[Ns-developers] ARP pending queue

Mathieu Lacage mathieu.lacage at sophia.inria.fr
Thu Apr 3 13:48:31 PDT 2008


hi guillaume,

On Thu, 2008-04-03 at 18:55 +0200, Guillaume Vu-Brugier wrote:
> Hi,
> 
> I recently spent a lot of time debugging a ns-3 program involving TCP and
> UDP flows over a CSMA network.
> The problem was that 2 flows were competing at the beginning of the
> simulation and a TCP SYN segment was lost during the ARP address resolution
> step, thus delaying this flow for 3s.
> 
> I believe that the ARP implementation should buffer more than one outgoing
> packets while waiting for the ARP reply :
> The Linux kernel seems to do this (with a default 3-packet buffer configured
> in /proc/sys/net/ipv4/neigh/DEV/unres_qlen [1]) and the Omnet++ INET
> framework too [2].

You are not the first person to complain about this but you are the
first to actually produce a working patch :)

> The attached patch modifies arp-cache and arp-l3-protocol to provide such a
> functionality. It is not complete nor thoroughly tested but solved my
> initial problem, comments are welcomed.

Although I am a bit worried about the idea of creating an extra
DropTailQueue per arp cache entry, I see no way to avoid having a
per-entry queue so, I guess that the basic approach is sound.

I would tend, however, to go with a "smaller" approach which avoids the
overhead of the DropTailQueue itself and uses a per-entry
std::list<Ptr<Packet>>. It would also be nice to avoid storing in each
entry the queue length so, I would suggest:

  - add an attribute to the ArpCache which indicates the size of the
queue (you will have to make ArpCache derive from Object and add a
GetTypeId method to it, and make users of ArpCache refer to it with
Ptr<ArpCache> rather than ArpCache *). 

  - make said attribute go through a pair of getter/setter methods as
shown below

  - remove UpdateWaitReply and implement it in ArpCache

  - move the packet management code to ArpCache methods rather than
ArpCache::Entry methods (which means removing their Ptr<Packet>
arguments which you have already started doing).

void
ArpCache::EnsureMaxPackets (ArpCache::Entry *entry, uint32_t length)
{
  while (entry->queue.size () > length)
    {
      entry->queue.pop_back ();
    }
}

void ArpCache::SetPerEntryQueueSize (uint32_t length)
{
  for (CacheI i = m_arpCache.begin (); i != m_arpCache.end (); ++i)
    {
      ArpCache::Entry *entry = i->second;
      EnsureMaxPackets (entry, length);
    }
  m_queueLength = length;
}

void ArpCache::GetPerEntryQueueSize (void) const
{
  return m_queueLength;
}

TypeId ArpCache::GetTypeId (void)
{
  static TypeId tid = TypeId ("ns3::ArpCache")
    .SetParent<Object> ()
    .AddConstructor<ArpCache> ()
    .AddAttribute ("PerEntryQueueSize",
                   "Help text here: XXX",
                   Uinteger (3),
                   MakeUintegerAccessor
(&ArpCache::SetPerEntryQueueSize, &ArpCache::GetPerEntryQueueSize),
                   MakeUintegerChecker<uint32_t> (1))
  ;
  return tid;
}

The above will allow you to control the size of the cache through

Config::SetDefault ("ns3::ArpCache::PerEntryQueueSize", Uinteger (10));

You will get bonus points if you manage to make the other cache
parameters (the various delays) be attributes.

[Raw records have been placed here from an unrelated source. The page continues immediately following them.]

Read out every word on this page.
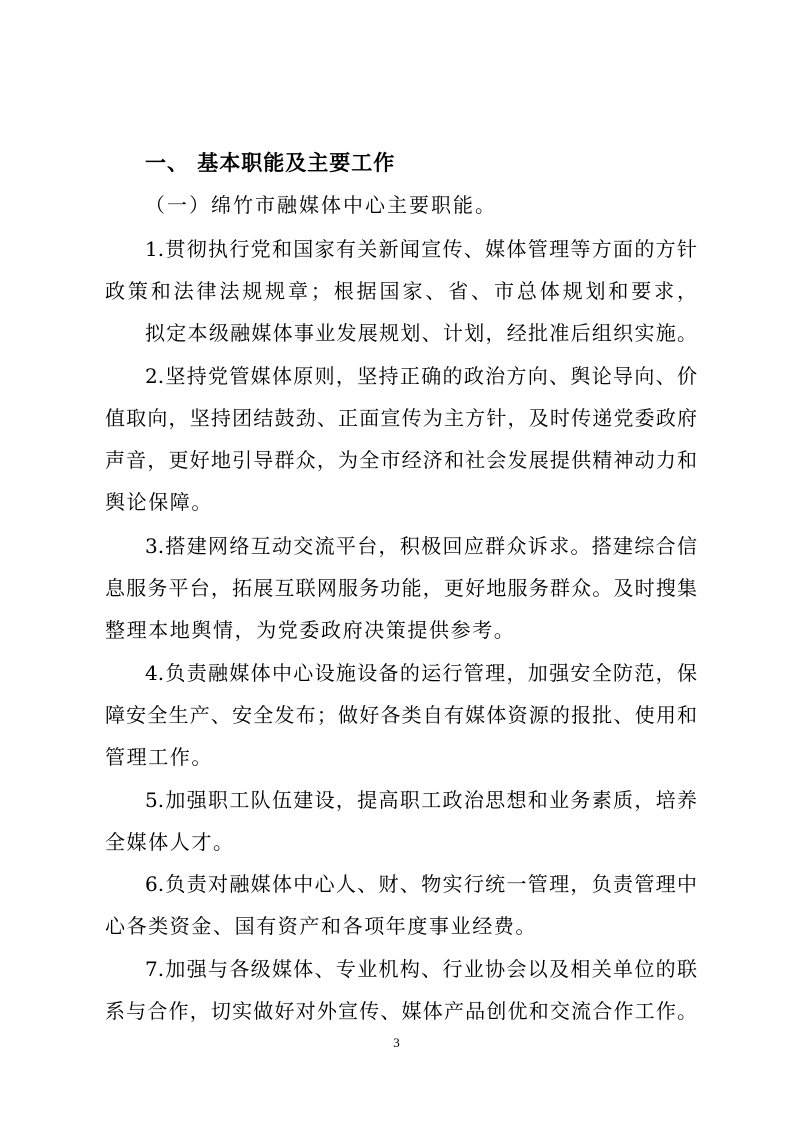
一、 基本职能及主要工作
（一）绵竹市融媒体中心主要职能。
1.贯彻执行党和国家有关新闻宣传、媒体管理等方面的方针
政策和法律法规规章；根据国家、省、市总体规划和要求，
拟定本级融媒体事业发展规划、计划，经批准后组织实施。
2.坚持党管媒体原则，坚持正确的政治方向、舆论导向、价
值取向，坚持团结鼓劲、正面宣传为主方针，及时传递党委政府
声音，更好地引导群众，为全市经济和社会发展提供精神动力和
舆论保障。
3.搭建网络互动交流平台，积极回应群众诉求。搭建综合信
息服务平台，拓展互联网服务功能，更好地服务群众。及时搜集
整理本地舆情，为党委政府决策提供参考。
4.负责融媒体中心设施设备的运行管理，加强安全防范，保
障安全生产、安全发布；做好各类自有媒体资源的报批、使用和
管理工作。
5.加强职工队伍建设，提高职工政治思想和业务素质，培养
全媒体人才。
6.负责对融媒体中心人、财、物实行统一管理，负责管理中
心各类资金、国有资产和各项年度事业经费。
7.加强与各级媒体、专业机构、行业协会以及相关单位的联
系与合作，切实做好对外宣传、媒体产品创优和交流合作工作。
3
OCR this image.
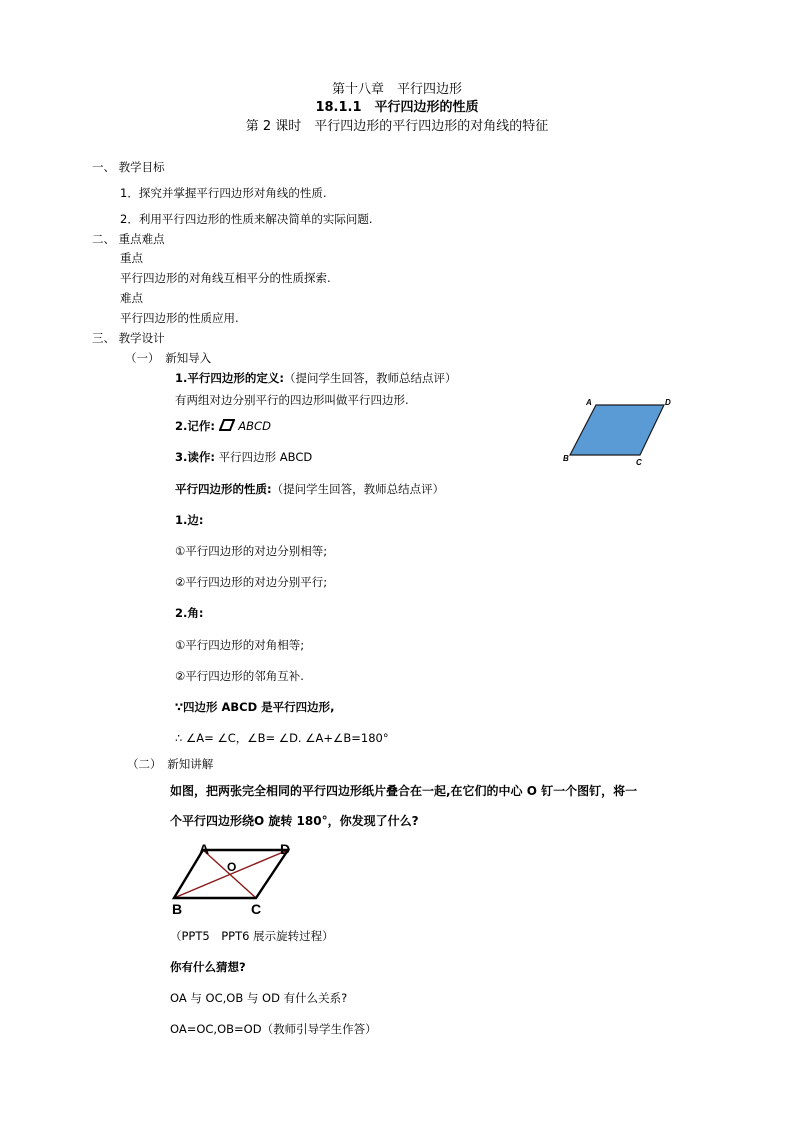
第十八章　平行四边形
18.1.1　平行四边形的性质
第 2 课时　平行四边形的平行四边形的对角线的特征
一、 教学目标
1．探究并掌握平行四边形对角线的性质.
2．利用平行四边形的性质来解决简单的实际问题.
二、 重点难点
重点
平行四边形的对角线互相平分的性质探索.
难点
平行四边形的性质应用.
三、 教学设计
（一）　新知导入
1.平行四边形的定义:（提问学生回答，教师总结点评）
有两组对边分别平行的四边形叫做平行四边形.
2.记作: ABCD
3.读作: 平行四边形 ABCD
平行四边形的性质:（提问学生回答，教师总结点评）
1.边:
①平行四边形的对边分别相等;
②平行四边形的对边分别平行;
2.角:
①平行四边形的对角相等;
②平行四边形的邻角互补.
∵四边形 ABCD 是平行四边形,
∴ ∠A= ∠C，∠B= ∠D. ∠A+∠B=180°
A	D
B	C
（二）　新知讲解
如图，把两张完全相同的平行四边形纸片叠合在一起,在它们的中心 O 钉一个图钉，将一
个平行四边形绕O 旋转 180°，你发现了什么?
A	D
O
B	C
（PPT5　PPT6 展示旋转过程）
你有什么猜想?
OA 与 OC,OB 与 OD 有什么关系?
OA=OC,OB=OD（教师引导学生作答）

And another set of bonus
points (these will be much harder to get though) if you manage to make
these attributes configurable also with Config::Set (instead of only
with Config::SetDefault). The latter will require that you patch
ArpL3Protocol to add an attribute which gives access to the list of
cache objects. Hint: src/core/object-vector.h will be needed.